Прошла минута, другая. Кормщики, отбросив ставшие ненужные рули, громко, что есть мочи, скандировали извечное: «Хоп! Хоп! Хоп! Хоп!» Сидящие за веслами, засучив рукава, мощно и дружно упирали их древки в неприветливо встретившие воды родной реки. Еще недавно раскрасневшиеся от мороза лица, теперь стали бурыми от жара разгоряченных работой тел. Пот проступил сквозь дубовую кожу. Вспухли на руках жилы, вздулись на бугристых шеях вены. Казалось, вот-вот они взорвутся от нечеловеческого напряжения. Широко раскрытые рты хватали морозный воздух, согревая его в себе, взамен выпуская клубы белого пара. Гребцы словно живые маятники, дружно качались взад и вперед вместе с обледеневшими веслами.
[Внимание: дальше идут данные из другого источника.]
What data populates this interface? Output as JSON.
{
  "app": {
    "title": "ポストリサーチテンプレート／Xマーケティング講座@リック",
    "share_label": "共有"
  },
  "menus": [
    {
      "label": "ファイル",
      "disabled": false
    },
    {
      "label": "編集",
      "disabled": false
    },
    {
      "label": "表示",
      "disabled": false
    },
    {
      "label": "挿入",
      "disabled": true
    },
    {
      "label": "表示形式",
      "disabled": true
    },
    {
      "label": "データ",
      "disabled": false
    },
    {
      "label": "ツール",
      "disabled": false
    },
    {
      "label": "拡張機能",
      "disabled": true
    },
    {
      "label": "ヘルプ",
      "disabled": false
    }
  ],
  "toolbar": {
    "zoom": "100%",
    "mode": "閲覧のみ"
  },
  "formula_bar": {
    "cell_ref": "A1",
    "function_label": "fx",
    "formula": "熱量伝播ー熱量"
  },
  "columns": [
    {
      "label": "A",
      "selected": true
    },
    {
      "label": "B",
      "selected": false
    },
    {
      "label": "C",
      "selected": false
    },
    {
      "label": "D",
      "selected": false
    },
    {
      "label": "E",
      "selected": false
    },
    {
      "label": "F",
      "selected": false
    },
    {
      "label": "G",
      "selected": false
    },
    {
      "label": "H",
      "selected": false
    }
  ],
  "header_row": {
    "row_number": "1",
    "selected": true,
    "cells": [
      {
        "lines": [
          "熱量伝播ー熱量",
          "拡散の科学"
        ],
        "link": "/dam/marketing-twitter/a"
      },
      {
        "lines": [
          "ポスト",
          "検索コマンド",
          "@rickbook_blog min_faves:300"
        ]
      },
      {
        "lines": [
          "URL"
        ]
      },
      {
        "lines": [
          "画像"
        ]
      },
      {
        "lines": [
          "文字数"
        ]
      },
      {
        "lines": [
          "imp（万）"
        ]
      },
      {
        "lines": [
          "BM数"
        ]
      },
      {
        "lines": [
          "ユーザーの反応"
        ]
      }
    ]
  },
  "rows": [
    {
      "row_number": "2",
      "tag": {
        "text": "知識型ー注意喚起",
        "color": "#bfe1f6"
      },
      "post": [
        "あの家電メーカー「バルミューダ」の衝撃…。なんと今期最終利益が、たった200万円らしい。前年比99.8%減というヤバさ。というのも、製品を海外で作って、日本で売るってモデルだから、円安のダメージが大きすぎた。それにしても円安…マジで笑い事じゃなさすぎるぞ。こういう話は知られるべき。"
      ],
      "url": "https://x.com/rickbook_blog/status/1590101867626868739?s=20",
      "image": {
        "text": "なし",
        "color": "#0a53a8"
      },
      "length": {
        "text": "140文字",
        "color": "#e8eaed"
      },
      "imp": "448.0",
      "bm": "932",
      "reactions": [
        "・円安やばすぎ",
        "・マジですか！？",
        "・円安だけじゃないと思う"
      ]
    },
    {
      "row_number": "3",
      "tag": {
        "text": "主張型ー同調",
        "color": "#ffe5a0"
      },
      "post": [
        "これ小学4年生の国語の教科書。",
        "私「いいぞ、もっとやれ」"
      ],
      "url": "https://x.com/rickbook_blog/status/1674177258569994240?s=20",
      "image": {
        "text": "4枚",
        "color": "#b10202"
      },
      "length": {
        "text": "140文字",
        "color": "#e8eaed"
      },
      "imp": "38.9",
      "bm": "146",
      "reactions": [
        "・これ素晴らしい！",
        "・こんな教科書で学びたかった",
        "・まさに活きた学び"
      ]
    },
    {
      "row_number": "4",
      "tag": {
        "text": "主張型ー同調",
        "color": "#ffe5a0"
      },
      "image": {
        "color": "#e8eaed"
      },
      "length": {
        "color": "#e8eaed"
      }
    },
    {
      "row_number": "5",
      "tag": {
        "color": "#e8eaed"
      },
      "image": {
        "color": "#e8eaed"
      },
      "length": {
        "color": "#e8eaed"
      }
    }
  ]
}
И не было сейчас среди них вторых или первых. Не было ни старших и малых, ни увальней или слабых духом. Весельчаки и душою ранимые остались позади у Илмера. Здесь остался не уступчивый, взбивающий тяжелым веслом водное месиво, Прошка. Тут мощно гребут жилистый Горнило и отважный Лука. А рулевые уже не могут сидеть. Войдя в раж, они стоят на ногах. От возбуждения, как и большинство гребцов, управленцы сбросили шапки и машут в такт веслам руками. «Хоп! Хоп!» – уже разрывают округу их охрипшие голоса. И нет в тех ушкуях и соймах ни у кого сомнения, что стихия сможет их остановить.
Остров из лодок и снега превратился в настоящий таран, разбивающий все на своем пути. Над ним в свете лучей заходящего солнца повисло облако пара. И чем дальше двигалась флотилия, тем оно становилось все больше и плотнее. Шесть верст отмахали на одном духу. Шесть верст, как ни бывало. И вот уже впереди виден мост, что соединяет новгородские берега.
Савка не первый раз ходил в поход. Не первый раз был свидетелем того, как в минуты опасности люди объединялись, становились одним целым. Но в этот раз увиденное его потрясло. Такого яростного желания жить, и во имя этого победить любую стихию, ему видеть не доводилось. Он и сам не сидел, сложа руки. Так же, как и другие рулевые, стоял лицом к ветру и громко кричал: «Хоп! Хоп! Хоп!»
Когда караван причалил у Торга, Никодим, видя состояние молодого боярина, похлопал его по плечу и, глядя куда-то вдаль, так же как несколько дней назад в Русе, сказал:
– Сидеть-то нынче хуже, чем робить.
Савка посмотрел на него и, встретившись взглядом, понял, что тоже не сплоховал в походе.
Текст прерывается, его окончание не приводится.